Test variables that don’t depend on data

Posted on November 6, 2007 1:56 AM by Andrew

Ying Yuan writes,

I have a question on posterior predictive model checking (Gelman, Meng and Stern 1996). Consider a simple two-level model

y_{ij} ~ N(\alpha_i + \beta_i * x_ij, \sigma^2)
\alpha_i ~ N(\alpha, \tau_1^2)
\beta_i ~ N(\beta, \tau_2^2)

I am interesting in assessing the second level of the model, and come up with a discrepancy function

D=(\beta_i – \beta)^2/tau_2^2.

However, in Gelman, Meng and Stern (1996), the posterior predictive checking compares

D(y^rep, \theta^j) with D(y^obs, \theta^j) for j=1, … J, where \theta^j is a posterior draw of \theta.

The question is that the above discrepancy function does not involve y, and it seems difficult to apply posterior predictive model checking for this specific discrepancy function. I am wondering if the discrepancy function has to been depend on data to use posterior predictive method.

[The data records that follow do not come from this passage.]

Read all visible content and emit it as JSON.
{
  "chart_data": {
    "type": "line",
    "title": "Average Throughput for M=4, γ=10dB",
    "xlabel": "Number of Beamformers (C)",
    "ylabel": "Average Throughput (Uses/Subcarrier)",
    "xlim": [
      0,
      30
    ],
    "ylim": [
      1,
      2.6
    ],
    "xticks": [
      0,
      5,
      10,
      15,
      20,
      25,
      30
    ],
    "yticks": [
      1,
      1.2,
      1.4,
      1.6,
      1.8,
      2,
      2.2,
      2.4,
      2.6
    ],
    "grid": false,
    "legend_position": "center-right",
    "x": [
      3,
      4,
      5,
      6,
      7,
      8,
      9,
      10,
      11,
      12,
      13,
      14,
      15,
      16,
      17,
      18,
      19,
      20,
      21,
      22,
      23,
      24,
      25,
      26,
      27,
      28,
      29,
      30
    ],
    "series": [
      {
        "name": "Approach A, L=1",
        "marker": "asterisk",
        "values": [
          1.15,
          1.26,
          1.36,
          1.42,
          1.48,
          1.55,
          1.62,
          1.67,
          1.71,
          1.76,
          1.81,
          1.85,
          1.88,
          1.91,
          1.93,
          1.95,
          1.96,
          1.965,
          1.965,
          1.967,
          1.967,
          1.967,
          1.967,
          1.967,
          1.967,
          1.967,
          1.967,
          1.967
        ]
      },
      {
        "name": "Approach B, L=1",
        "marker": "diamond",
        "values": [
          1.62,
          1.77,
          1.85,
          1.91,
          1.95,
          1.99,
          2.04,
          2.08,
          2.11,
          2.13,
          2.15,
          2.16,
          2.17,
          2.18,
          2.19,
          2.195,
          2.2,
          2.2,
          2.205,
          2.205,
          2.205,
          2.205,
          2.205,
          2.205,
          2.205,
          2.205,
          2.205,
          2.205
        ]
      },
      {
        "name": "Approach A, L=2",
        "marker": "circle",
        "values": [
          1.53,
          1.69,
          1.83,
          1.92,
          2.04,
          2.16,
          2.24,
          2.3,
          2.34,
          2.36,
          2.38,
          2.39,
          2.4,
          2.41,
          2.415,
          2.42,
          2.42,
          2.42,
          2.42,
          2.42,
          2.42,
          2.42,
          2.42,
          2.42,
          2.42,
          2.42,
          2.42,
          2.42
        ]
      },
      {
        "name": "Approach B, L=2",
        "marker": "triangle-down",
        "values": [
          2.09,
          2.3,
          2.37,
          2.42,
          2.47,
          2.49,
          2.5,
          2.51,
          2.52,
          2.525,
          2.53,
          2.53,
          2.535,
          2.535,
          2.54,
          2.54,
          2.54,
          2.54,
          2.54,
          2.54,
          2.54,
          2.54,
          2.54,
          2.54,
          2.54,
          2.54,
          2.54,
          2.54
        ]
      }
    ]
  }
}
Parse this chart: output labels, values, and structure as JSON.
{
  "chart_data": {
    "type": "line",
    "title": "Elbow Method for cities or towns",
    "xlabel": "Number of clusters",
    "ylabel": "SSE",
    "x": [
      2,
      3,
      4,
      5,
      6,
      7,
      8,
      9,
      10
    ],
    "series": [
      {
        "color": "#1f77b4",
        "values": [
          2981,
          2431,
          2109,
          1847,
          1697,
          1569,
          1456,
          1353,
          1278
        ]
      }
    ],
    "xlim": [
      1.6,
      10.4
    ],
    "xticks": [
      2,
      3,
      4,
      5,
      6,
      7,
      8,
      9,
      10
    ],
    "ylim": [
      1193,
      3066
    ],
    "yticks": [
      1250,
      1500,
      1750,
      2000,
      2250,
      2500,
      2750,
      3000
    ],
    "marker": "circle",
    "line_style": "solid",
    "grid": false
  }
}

My reply: In general, the discrepancy measure can depend on data and parameters, but depending just on parameters is ok–that’s a special case. But I’m not sure that the particular discrepancy function you’re considering will be so useful. If you’re estimating tau_2 from the data, then this particular function of parameters will probably be fit well in any case. I think you have to think a bit harder about what aspects of the beta model you’re interested in studying.

Also, in the replications, you have to decide whether you’re interested in new data with the same alpha’s and beta’s, or also new alpha’s, or also new beta’s, or both. It depends how you plan to use the model.